We at SAGE are excited about all of the advances in web technologies.  Between Outlook Web Access, LegalKey's Attorney Desktop , Google Maps and GMail, we all know that today's web is nearly a replacement for desktop applications.  That realization will shape much of the thinking we do for future software and hardware deployments. 

So that's the good news.  The bad news is that the more sophisticated the web gets, the less we know about how secure it really is.  In the early days of the web, the technology was so simple, that there were very few security implications - it was a "READ ONLY" web.  Today, not only can websites allow you to read and write data (thanks in large part to the AJAX revolution), but they can do so without you knowing it.  Hackers picked up on this pretty quickly and there are now many Cross Site Scripting (XSS) attacks that plague unsophisticated web developers.  The biggest problem with XSS is that there is nothing you can do to prevent the problem, since the problems the hackers are exploiting are actually the very features in web that make it so useful today.

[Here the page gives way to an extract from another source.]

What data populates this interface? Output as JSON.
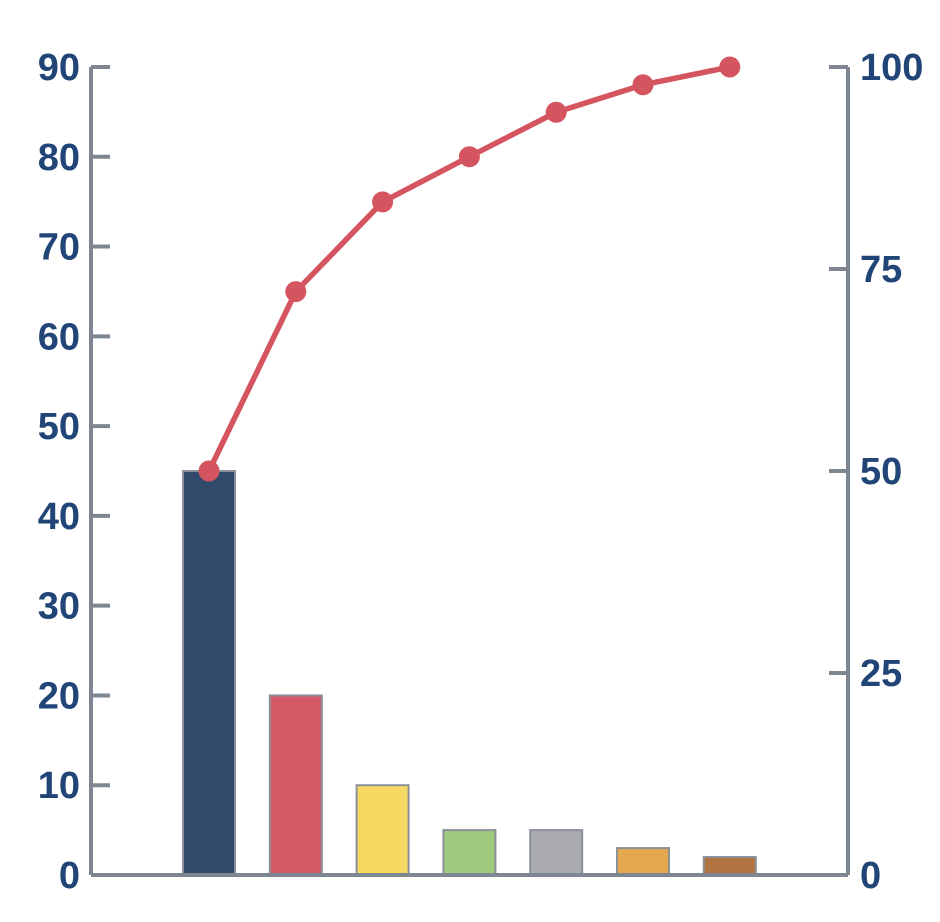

What should you do as an individual?  The web is here to stay.  You cannot avoid it: clients require it, coworkers prefer it and, chances are, you have too much invested already (family photos on line, personal email, etc).  So the best advice is to always visit reputable web sites that take security to heart, such as Google, Yahoo and Microsoft.  Those companies have headed the hackers off at the pass and have all but eliminated XSS vulnerabilities in their products.

What should you do as an IT Professional?  Ask your web-based vendors what their web security strategy is and what measures they have against XSS attacks. They should be happy to share with you the details of their approach.